I wish there are authoritative books or papers on how to build object stores lik...

emmanueloga_ · on Oct 5, 2023

> how to achieve practically unlimited throughput like S3 does

> like what kind of hardware would be optimal for S3's workload

> how to support strong consistency like S3 does without impacting system performance

I think most of these questions are first and most importantly _hardware_, _money_ and _physics_ questions.

I have no expertise in this matter, but I think this would be a good proxy answer: you make a system _seem_ to have unlimited throughput by interconnecting _a lot_ of the fastest available storage solutions with the fastest available network cards, putting it as close as possible to where your users are going to be. All of this is extremely expensive so you would need to have deep pockets, as amazon has, to make it possible (or a lot of investment).

I suspect with the right hardware and physical deployment locations you could fine tune Ceph or MinIO or whatnot to similar performance as S3. S3 is an object storage so the distributed system aspects of its implementation should definitely be a lot easier than, say, distributed SQL (not saying either is an "easy" thing to accomplish).

If you are interested in which hardware to use for a SAN, I found these benchmarks that may be exactly what you are looking for :-) [1]

--

1: https://www.spec.org/storage2020/results/

hintymad · on Oct 6, 2023

> I think most of these questions are first and most importantly _hardware_, _money_ and _physics_ questions.

Actually, money (more accurately, cost) is a constraint instead of a resource. S3 is known for its low cost, and S3 can easily dote out a 70% discount to its large customers and still make a profit. So, an interesting question is how to build an low-cost object store/

> interconnecting _a lot_ of the fastest available storage

"A lot of" leads to real challenges. Sooner or later you'll find that managing metadata will become a tough challenge. Case in point, Open-source systems often use systems like Zookeeper or etcd or single-node name server with hot standby for metadata management, which certainly won't be able to handle the scale of S3.
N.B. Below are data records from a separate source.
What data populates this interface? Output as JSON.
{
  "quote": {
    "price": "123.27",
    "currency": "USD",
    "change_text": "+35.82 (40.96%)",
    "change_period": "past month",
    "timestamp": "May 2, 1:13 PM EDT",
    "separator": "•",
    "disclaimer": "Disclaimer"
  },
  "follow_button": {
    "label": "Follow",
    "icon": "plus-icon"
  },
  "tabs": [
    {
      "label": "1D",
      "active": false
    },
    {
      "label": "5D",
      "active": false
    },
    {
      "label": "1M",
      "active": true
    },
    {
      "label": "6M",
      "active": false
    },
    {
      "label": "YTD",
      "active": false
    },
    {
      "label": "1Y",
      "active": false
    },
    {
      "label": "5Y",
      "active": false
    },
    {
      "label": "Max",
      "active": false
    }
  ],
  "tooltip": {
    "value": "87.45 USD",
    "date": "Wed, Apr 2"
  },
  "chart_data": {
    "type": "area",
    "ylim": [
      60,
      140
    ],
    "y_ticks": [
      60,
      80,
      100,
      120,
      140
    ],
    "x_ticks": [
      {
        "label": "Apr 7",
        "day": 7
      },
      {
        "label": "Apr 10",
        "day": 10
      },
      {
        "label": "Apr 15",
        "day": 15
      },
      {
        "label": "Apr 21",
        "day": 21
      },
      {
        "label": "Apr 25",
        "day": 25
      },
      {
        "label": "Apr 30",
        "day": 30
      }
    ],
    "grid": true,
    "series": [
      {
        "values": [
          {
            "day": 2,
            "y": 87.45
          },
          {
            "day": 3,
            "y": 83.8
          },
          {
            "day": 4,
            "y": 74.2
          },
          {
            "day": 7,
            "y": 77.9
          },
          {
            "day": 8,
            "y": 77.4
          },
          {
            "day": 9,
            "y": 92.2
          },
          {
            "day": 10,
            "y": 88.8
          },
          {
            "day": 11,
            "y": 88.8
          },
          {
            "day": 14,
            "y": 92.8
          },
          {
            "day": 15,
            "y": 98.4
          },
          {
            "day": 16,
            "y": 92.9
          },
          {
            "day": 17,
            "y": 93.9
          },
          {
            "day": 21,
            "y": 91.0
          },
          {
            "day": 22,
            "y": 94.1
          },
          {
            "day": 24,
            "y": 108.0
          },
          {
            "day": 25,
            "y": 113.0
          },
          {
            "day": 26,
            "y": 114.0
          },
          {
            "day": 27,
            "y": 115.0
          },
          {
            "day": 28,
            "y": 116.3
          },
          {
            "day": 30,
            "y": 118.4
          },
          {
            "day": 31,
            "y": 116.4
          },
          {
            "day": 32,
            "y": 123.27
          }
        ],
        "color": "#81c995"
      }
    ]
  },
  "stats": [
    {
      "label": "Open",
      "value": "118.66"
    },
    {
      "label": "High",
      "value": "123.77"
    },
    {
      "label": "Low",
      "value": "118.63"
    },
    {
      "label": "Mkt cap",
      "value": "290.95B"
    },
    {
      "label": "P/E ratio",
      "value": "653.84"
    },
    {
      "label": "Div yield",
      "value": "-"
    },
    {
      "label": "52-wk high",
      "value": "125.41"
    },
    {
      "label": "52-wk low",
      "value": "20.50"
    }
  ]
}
emmanueloga_ · on Oct 6, 2023

About cost, see [1]. Also, S3 prices have been increasing and there's been a bunch of alternative offers for object store from other companies. I think people in here (HN) comment often about increasing costs of AWS offerings.

Distributed systems and consensus are inherently hard problem, but there are a lot of implementations that you can study (like Etcd that you mention, or NATS [2], which I've been playing with and looks super cool so far :-p) if you want to understand the internals, on top of many books and papers released.

Again, I never said it was "easy" to build distributed systems, I just don't think there's any esoteric knowledge to what S3 provides.

--

1: https://en.wikipedia.org/wiki/Economies_of_scale

2: https://nats.io/

mwarkentin · on Oct 6, 2023

Uh, reference for s3 prices going up? I’ve only ever seen them heading down over time.

emmanueloga_ · on Oct 6, 2023

Sorry, this is just anecdotal from my recollection of reading random hacker news threads; I think people talk more about the bandwidth being expensive more than the storage itself [1].

--

1: https://hn.algolia.com/?dateEnd=1696464000&dateRange=custom&...

Shakahs · on Oct 6, 2023

It's not documented in a single authoritative place, but AWS has documented much of the S3 architecture you are curious about via white papers and presentations at Reinvent and other conferences.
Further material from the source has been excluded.